Repeated pledges to drive car use down by driving its cost up are stillborn
It is billed as the last weekend of summer but, as this one reminded us, just as often the August bank holiday feels like the start of autumn. So perhaps, rather than dwell on the weather, it should be rebranded as the festival of motorists.
From Coventry to Ormskirk, connoisseurs tuned into the throb of classic cylinders, the M5 was thick with cars and caravans as families fled the Cornish rain and, on B roads in between, others tootled in search of the British Arcadia first promised in the Shell guides 70 years ago. The August bank holiday is the weekend when about half of all Britain’s car owners get behind the wheel, the peak of the year for the noisy opponents of road pricing, tolls, the fuel price escalator and speed cameras, who together amount to one of the largest and most powerful groups politicians face – the motoring lobby.

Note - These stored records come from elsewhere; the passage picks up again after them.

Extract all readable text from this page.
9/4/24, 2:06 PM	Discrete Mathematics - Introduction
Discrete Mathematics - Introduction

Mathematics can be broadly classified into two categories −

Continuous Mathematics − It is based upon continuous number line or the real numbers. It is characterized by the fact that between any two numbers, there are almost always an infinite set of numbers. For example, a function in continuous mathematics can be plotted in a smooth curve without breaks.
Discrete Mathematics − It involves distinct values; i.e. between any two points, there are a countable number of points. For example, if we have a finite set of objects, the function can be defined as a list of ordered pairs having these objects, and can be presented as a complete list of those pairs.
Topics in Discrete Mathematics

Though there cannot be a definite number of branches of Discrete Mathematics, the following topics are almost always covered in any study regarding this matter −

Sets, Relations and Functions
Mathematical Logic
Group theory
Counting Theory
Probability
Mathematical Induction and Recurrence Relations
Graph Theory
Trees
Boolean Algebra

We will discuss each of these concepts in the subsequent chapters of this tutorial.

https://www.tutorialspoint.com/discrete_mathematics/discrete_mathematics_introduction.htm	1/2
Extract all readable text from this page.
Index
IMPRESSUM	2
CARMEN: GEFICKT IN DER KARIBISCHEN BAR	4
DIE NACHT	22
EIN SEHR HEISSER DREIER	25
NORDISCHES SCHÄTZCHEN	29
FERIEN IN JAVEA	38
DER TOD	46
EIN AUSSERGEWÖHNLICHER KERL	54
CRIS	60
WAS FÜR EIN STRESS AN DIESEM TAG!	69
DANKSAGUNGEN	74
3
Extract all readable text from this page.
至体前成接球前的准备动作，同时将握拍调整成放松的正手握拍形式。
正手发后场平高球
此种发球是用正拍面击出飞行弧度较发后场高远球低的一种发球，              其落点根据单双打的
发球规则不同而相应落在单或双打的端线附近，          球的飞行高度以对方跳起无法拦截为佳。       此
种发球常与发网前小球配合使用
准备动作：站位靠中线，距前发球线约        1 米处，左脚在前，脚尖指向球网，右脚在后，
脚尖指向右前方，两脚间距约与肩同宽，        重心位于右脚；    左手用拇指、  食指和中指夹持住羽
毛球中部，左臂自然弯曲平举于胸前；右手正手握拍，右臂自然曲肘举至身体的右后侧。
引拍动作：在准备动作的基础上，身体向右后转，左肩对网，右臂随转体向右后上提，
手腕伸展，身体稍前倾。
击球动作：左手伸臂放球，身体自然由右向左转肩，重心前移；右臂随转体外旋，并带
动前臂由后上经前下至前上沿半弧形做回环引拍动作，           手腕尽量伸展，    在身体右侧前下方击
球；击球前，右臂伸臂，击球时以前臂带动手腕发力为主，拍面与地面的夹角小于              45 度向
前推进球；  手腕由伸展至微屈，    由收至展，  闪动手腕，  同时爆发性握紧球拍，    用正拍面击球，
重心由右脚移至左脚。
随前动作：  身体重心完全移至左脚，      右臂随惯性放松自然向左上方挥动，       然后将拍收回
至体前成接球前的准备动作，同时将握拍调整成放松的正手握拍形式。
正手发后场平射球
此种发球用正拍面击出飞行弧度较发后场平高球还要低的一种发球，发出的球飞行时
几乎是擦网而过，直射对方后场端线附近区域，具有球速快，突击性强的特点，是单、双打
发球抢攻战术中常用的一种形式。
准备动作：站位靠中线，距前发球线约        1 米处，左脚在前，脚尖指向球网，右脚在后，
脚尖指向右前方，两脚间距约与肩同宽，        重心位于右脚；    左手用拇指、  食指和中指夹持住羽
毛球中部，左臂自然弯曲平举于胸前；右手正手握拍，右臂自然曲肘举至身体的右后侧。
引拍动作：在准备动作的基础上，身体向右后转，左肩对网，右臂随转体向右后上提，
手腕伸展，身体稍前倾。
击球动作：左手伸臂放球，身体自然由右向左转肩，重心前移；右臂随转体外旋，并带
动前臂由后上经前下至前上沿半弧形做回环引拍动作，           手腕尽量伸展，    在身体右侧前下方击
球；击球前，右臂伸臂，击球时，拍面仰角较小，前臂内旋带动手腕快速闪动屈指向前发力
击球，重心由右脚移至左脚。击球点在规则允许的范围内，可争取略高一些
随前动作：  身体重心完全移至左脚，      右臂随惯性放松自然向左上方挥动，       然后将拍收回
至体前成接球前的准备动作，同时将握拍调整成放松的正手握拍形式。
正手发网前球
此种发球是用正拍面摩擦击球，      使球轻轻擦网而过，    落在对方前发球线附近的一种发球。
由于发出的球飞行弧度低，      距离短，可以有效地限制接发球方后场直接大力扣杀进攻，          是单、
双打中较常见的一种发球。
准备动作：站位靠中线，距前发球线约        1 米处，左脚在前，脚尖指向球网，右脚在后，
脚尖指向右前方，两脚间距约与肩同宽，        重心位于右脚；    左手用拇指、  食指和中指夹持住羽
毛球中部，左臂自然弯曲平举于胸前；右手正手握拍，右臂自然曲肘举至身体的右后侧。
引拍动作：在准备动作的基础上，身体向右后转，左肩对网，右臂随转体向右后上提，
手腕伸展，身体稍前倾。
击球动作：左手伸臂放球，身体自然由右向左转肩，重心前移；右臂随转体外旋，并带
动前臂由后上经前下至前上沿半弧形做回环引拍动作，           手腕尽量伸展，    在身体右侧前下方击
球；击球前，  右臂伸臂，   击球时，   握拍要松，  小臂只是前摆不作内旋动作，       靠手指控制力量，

Last week, the thinktank the IPPR published research suggesting that motorists, contrary to their general feeling of victimisation, are doing relatively well in the recession compared with other travellers. This is partly because chancellors, both Labour and coalition, have trembled at the prospect of a motorists’ revolt. As a result, repeated pledges to drive car use down by driving its cost up are stillborn. As Margaret Thatcher understood, car ownership is a political act. Her opinion that to travel by bus is to make a public admission of failure might be absurd, but for many drivers a car is still an expression of the precious ability to go anywhere, at any time.
Cars are like the superstores that are their by-product, too handy to do without. They are simultaneously symbols of individualism and uniformity. Policymakers, fearful of the reaction to trying simply to price motorists on to public transport, have to think of smarter workarounds, and perhaps their critics, like the Campaign for Better Transport, need to reframe the proposition.
Planning is part of it: building on the green belt, as the coalition is considering, has profound implications for car use. Privatising roads, another plan that George Osborne appears to be pondering, would mean abandoning the most effective tool in reducing it. Huge infrastructure projects, such as high-speed rail, have their merits, but good bike lanes and out-of-town parking tariffs would have a bigger impact on car use.
But when the number of under-20s with a driving licence has fallen from 48% to 35% in the past 20 years, there must be a chance that motoring, one of the defining motifs of the 20th century, is in slow decline. This is no time to claim, as Philip Hammond did as incoming transport secretary in 2010, the end of the so-called war on the motorist. But it might be more effectively pursued by other means.